Since this type of lift device does not impact valve performance during normal operation or overpressure conditions, the PRV can still operate as necessary. Tests can be remotely performed from outside the containment building by simply plugging the cables into a test system and executing the test. Such an installation allows a plant to safely operate under normal conditions and test their critical PRVs on an as-needed basis, while avoiding any potential radiation exposure.

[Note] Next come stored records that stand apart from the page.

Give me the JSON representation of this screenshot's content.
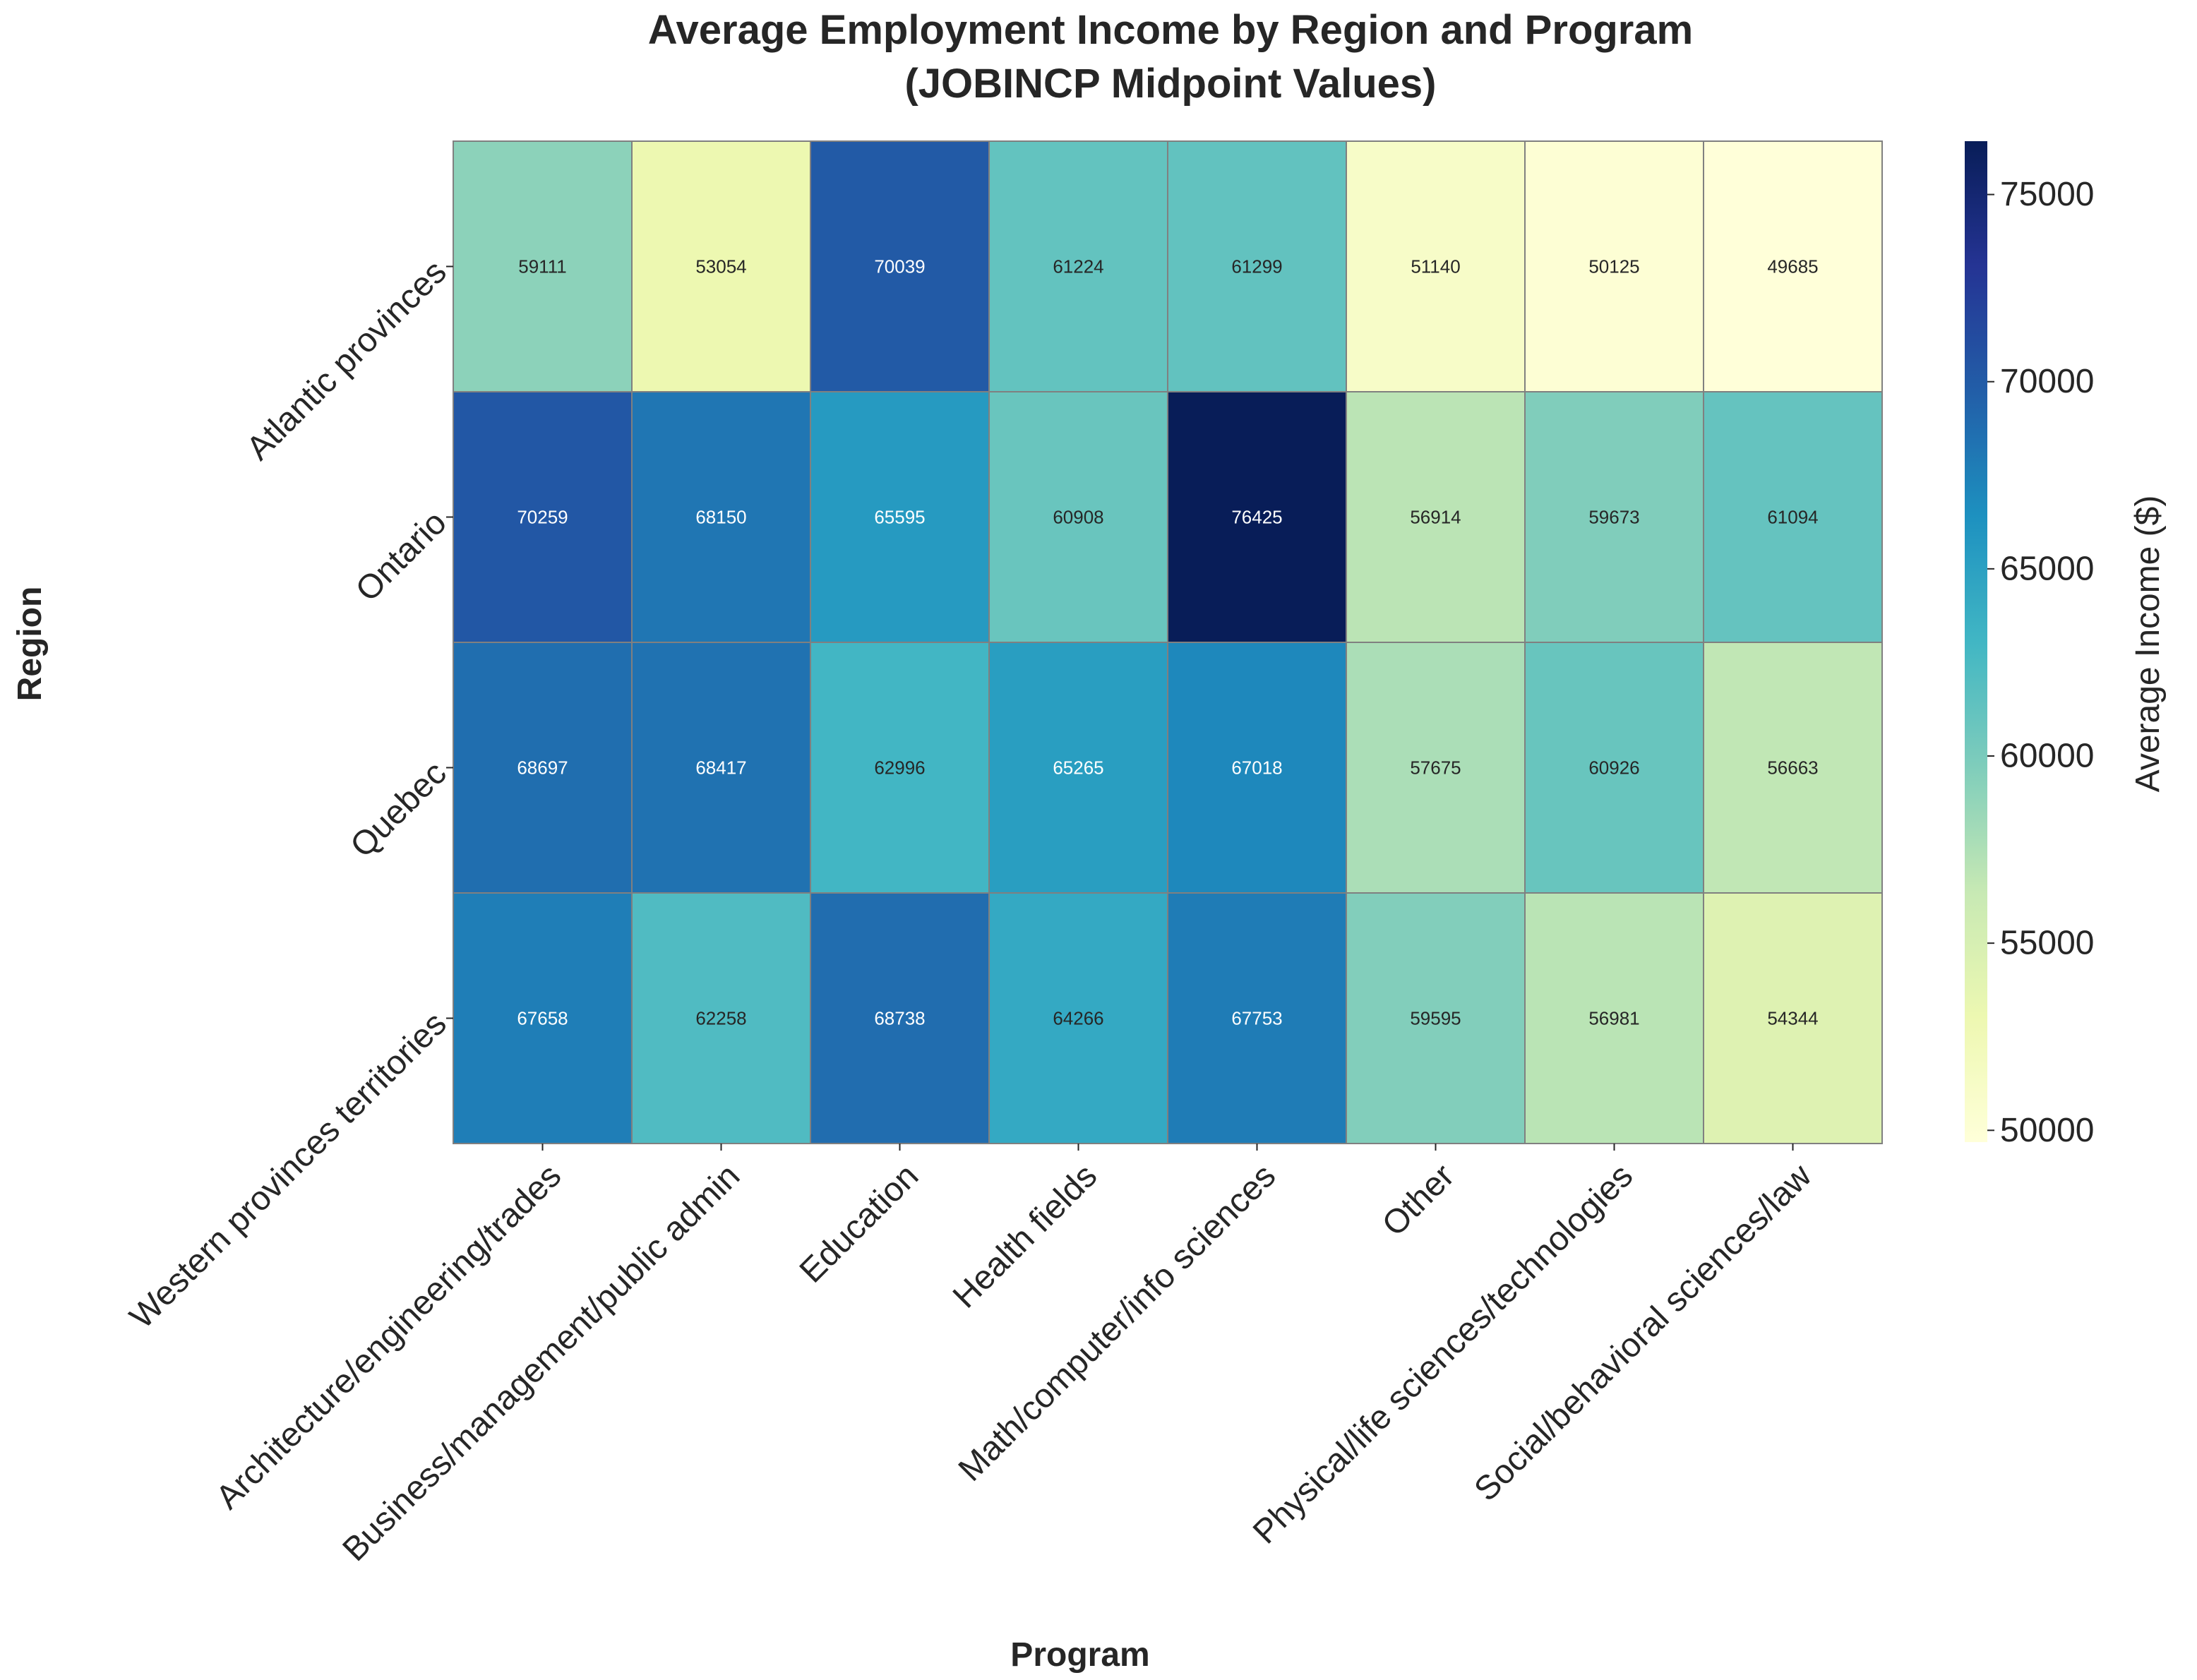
{
  "chart_data": {
    "type": "heatmap",
    "title_lines": [
      "Average Employment Income by Region and Program",
      "(JOBINCP Midpoint Values)"
    ],
    "xlabel": "Program",
    "ylabel": "Region",
    "x_categories": [
      "Architecture/engineering/trades",
      "Business/management/public admin",
      "Education",
      "Health fields",
      "Math/computer/info sciences",
      "Other",
      "Physical/life sciences/technologies",
      "Social/behavioral sciences/law"
    ],
    "y_categories": [
      "Atlantic provinces",
      "Ontario",
      "Quebec",
      "Western provinces territories"
    ],
    "values": [
      [
        59111,
        53054,
        70039,
        61224,
        61299,
        51140,
        50125,
        49685
      ],
      [
        70259,
        68150,
        65595,
        60908,
        76425,
        56914,
        59673,
        61094
      ],
      [
        68697,
        68417,
        62996,
        65265,
        67018,
        57675,
        60926,
        56663
      ],
      [
        67658,
        62258,
        68738,
        64266,
        67753,
        59595,
        56981,
        54344
      ]
    ],
    "colorbar": {
      "label": "Average Income ($)",
      "vmin": 49685,
      "vmax": 76425,
      "ticks": [
        50000,
        55000,
        60000,
        65000,
        70000,
        75000
      ],
      "colormap": "YlGnBu"
    }
  }
}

A Sound Option for Difficult Testing Situations
A well-designed lift assist device is a valuable addition to a plant’s PRV maintenance toolset. Every PRV is required to undergo regular in-service testing requirements as defined by the ASME Operation and Maintenance of Nuclear Power Plants code. The code permits use of lift assist devices to perform set pressure verification testing, which is particularly useful in situations where removing the valve from its installed position is not practical. The right lift assist device allows plant personnel to safely execute scheduled maintenance during outage events, or during operation in other cases, ensuring that critical PRVs are functioning per design with correctly adjusted setpoints.
A fully automated SPVD allows plant personnel to perform these tests consistently and accurately, freeing users to schedule and execute PRV tests, without the need for outside vendor involvement. This saves time and cost, and it removes dependence on a single vendor as a service provider. SPVD also provides a means for nuclear power plants to remotely test their critical relief valves, while avoiding exposure in containment areas.
If faced with a PRV testing challenge, plant personnel should consider lift-assist devices, such as an SPVD, as a potential solution. They meet ASME requirements for set pressure verification testing, and the fully automated operation of SPVD guarantees reliable test results, while providing many other benefits noted in this article.
—June DelGrosso is the sales director for North America Nuclear and Navy at Emerson for its flow control products. She has worked for a variety of companies, filling roles such as Valve and Instrument Design Engineer, Product Engineering Manager, and Global Product Technical Leader.